Monomial patterns in polynomial optimization

Abstract

Convexification is a core technique in global polynomial optimization, which is used to generate convex relaxations of a polynomial optimization problem (POP). These relaxations in turn allow to compute bounds on the optimal value of a POP. Currently, there are two main convexification approaches competing in theory and practice: the approach of nonlinear programming and the approach based on positivity certificates from real algebra. The former is comparatively cheap from a computational point of view, but typically does not provide tight relaxations with respect to bounds for the original problem. The latter is typically computationally expensive, but provides tight relaxations. We embed both kinds of approaches into a unified framework of monomial relaxations. This framework of monomial relaxations is based on groups of exponents, which we call patterns. In order to build a relaxation, the POP is linearized by replacing each of its monomials with a monomial variable. Then the monomial variables that are indexed by the exponents of a pattern are linked by convex constraints. By identifying the appropriate patterns and their associated constraints, a variety of established convexification methods can be expressed within this framework. These include convexification methods based on sum-of-squares polynomials or nonnegative circuit polynomials as as well as multilinear envelopes.

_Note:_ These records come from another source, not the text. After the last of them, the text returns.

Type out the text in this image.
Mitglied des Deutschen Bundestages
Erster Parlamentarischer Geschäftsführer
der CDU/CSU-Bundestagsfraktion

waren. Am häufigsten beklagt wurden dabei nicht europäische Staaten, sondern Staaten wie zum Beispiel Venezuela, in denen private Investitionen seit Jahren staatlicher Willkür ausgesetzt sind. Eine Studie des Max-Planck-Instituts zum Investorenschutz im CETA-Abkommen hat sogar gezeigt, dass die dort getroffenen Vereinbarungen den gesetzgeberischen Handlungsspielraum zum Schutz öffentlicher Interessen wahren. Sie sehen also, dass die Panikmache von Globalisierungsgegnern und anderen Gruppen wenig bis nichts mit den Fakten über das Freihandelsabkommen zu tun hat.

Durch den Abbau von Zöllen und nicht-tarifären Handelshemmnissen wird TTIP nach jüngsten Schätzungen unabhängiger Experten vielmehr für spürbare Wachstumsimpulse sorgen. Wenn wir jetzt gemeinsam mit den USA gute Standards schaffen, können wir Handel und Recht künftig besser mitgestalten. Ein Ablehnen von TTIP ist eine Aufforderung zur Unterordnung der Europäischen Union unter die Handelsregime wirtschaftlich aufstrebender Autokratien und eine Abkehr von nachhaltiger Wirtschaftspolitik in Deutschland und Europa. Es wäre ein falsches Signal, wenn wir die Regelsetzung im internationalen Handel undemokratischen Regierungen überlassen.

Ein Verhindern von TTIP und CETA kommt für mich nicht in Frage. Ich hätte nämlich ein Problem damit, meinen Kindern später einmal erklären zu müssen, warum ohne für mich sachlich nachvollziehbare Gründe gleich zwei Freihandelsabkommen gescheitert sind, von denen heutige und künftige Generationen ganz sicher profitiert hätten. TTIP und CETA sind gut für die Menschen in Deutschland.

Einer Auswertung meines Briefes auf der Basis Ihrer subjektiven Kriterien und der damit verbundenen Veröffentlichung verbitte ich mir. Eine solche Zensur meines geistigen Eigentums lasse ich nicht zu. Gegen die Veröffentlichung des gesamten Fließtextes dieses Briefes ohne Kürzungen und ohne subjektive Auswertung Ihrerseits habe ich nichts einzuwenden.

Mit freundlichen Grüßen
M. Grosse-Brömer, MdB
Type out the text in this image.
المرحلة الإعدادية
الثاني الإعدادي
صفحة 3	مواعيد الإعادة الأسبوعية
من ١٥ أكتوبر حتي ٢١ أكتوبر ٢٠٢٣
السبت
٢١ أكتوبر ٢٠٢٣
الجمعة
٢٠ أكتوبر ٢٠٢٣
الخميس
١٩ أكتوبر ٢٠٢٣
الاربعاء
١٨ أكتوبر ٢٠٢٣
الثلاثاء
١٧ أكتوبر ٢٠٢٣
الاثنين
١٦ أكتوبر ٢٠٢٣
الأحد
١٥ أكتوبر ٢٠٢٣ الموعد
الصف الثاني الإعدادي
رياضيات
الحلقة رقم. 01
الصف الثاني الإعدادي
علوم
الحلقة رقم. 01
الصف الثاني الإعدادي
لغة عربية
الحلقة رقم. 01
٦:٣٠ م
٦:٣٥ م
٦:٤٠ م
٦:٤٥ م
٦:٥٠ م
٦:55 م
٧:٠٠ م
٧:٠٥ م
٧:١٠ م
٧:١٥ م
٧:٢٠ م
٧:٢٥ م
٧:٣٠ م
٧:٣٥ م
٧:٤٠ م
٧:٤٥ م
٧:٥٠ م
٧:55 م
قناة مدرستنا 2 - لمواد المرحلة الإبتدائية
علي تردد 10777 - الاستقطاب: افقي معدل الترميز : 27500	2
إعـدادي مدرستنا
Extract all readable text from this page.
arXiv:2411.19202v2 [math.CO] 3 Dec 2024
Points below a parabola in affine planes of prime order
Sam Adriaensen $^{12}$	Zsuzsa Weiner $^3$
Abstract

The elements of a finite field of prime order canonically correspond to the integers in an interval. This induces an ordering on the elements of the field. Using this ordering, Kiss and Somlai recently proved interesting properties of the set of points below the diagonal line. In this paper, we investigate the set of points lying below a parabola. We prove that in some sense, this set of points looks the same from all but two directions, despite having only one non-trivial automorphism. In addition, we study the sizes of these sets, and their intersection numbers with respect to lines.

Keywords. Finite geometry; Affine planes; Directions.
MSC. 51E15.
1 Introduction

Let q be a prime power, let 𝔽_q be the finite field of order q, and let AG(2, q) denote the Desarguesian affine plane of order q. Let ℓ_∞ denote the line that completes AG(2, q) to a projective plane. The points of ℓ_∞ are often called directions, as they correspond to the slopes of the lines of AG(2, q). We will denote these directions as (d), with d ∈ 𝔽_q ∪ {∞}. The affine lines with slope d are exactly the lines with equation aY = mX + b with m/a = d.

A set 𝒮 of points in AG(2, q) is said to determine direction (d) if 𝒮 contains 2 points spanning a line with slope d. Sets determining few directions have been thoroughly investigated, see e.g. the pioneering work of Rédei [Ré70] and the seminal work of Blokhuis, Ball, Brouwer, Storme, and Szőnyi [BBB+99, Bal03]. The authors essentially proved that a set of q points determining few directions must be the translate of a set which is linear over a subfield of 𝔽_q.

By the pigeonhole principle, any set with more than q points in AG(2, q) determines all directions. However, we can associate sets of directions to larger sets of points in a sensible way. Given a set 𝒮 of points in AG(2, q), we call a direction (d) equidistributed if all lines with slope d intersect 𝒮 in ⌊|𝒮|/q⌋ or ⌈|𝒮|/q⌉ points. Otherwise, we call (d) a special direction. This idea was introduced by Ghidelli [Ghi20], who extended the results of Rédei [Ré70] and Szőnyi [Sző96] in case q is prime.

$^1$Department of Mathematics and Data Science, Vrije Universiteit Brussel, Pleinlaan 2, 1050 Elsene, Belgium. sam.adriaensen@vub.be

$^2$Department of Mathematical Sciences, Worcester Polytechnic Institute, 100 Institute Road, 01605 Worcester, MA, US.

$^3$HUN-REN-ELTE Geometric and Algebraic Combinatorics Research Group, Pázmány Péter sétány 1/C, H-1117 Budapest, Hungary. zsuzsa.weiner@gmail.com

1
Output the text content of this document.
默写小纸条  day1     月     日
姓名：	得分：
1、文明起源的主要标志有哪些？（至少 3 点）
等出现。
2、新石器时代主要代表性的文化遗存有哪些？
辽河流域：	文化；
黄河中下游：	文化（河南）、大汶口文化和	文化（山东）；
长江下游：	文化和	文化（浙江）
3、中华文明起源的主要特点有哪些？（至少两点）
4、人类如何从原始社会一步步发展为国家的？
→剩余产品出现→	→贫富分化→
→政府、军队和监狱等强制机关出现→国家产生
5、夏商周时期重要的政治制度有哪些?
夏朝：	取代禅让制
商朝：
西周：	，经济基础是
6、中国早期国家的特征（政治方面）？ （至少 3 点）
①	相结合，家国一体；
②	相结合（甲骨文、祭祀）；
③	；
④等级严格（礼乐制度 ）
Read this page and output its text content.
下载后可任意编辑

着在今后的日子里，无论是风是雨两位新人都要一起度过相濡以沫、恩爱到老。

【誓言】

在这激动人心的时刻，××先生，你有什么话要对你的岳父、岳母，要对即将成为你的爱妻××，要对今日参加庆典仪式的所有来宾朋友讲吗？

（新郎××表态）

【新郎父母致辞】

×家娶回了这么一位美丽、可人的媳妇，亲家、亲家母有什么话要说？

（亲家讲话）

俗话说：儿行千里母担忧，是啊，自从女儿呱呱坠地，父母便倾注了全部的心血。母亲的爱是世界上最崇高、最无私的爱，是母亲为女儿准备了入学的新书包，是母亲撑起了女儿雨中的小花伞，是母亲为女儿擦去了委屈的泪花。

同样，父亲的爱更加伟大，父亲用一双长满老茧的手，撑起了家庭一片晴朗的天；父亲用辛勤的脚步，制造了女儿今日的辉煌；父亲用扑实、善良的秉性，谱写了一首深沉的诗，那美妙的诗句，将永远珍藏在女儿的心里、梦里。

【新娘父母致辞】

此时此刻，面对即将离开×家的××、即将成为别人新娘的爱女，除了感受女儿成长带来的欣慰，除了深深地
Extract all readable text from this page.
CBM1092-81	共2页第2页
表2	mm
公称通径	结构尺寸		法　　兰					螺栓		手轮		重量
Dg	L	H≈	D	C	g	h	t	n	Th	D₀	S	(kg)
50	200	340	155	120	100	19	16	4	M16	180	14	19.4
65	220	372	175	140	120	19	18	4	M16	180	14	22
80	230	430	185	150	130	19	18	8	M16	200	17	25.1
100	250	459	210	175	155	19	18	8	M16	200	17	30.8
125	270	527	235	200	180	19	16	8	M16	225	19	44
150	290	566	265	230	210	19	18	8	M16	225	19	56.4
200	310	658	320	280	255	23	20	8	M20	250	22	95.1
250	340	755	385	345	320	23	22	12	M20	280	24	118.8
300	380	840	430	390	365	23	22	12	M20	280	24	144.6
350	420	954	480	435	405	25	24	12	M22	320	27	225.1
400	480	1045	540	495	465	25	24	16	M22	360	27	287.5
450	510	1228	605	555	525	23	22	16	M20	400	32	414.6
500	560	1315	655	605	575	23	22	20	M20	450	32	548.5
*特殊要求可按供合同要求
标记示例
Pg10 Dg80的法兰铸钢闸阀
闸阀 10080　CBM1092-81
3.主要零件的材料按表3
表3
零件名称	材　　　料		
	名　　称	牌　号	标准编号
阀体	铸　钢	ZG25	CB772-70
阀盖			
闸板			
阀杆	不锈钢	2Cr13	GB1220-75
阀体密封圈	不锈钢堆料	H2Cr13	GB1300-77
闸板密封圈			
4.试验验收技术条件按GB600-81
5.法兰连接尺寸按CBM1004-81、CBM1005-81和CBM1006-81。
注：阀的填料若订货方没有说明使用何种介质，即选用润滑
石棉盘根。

Within our framework we can freely combine the different patterns and their constraints. The combination of the different patterns allows to exploit the monomial structure of the polynomial problem. By selecting appropriate combinations of patterns we can trade off the quality of the bounds against computational expenses. Thus, it is possible to develop custom-made convexification strategies that are fitted to the problem structure and the demands of the user. Examples of different such strategies are given. Furthermore, we develop a new pattern type called truncated submonoid and determine the corresponding convex constraints. Different relaxations that are derived from combinations of patterns are numerically tested on self-generated benchmark instances. The computational experiments yield very encouraging results.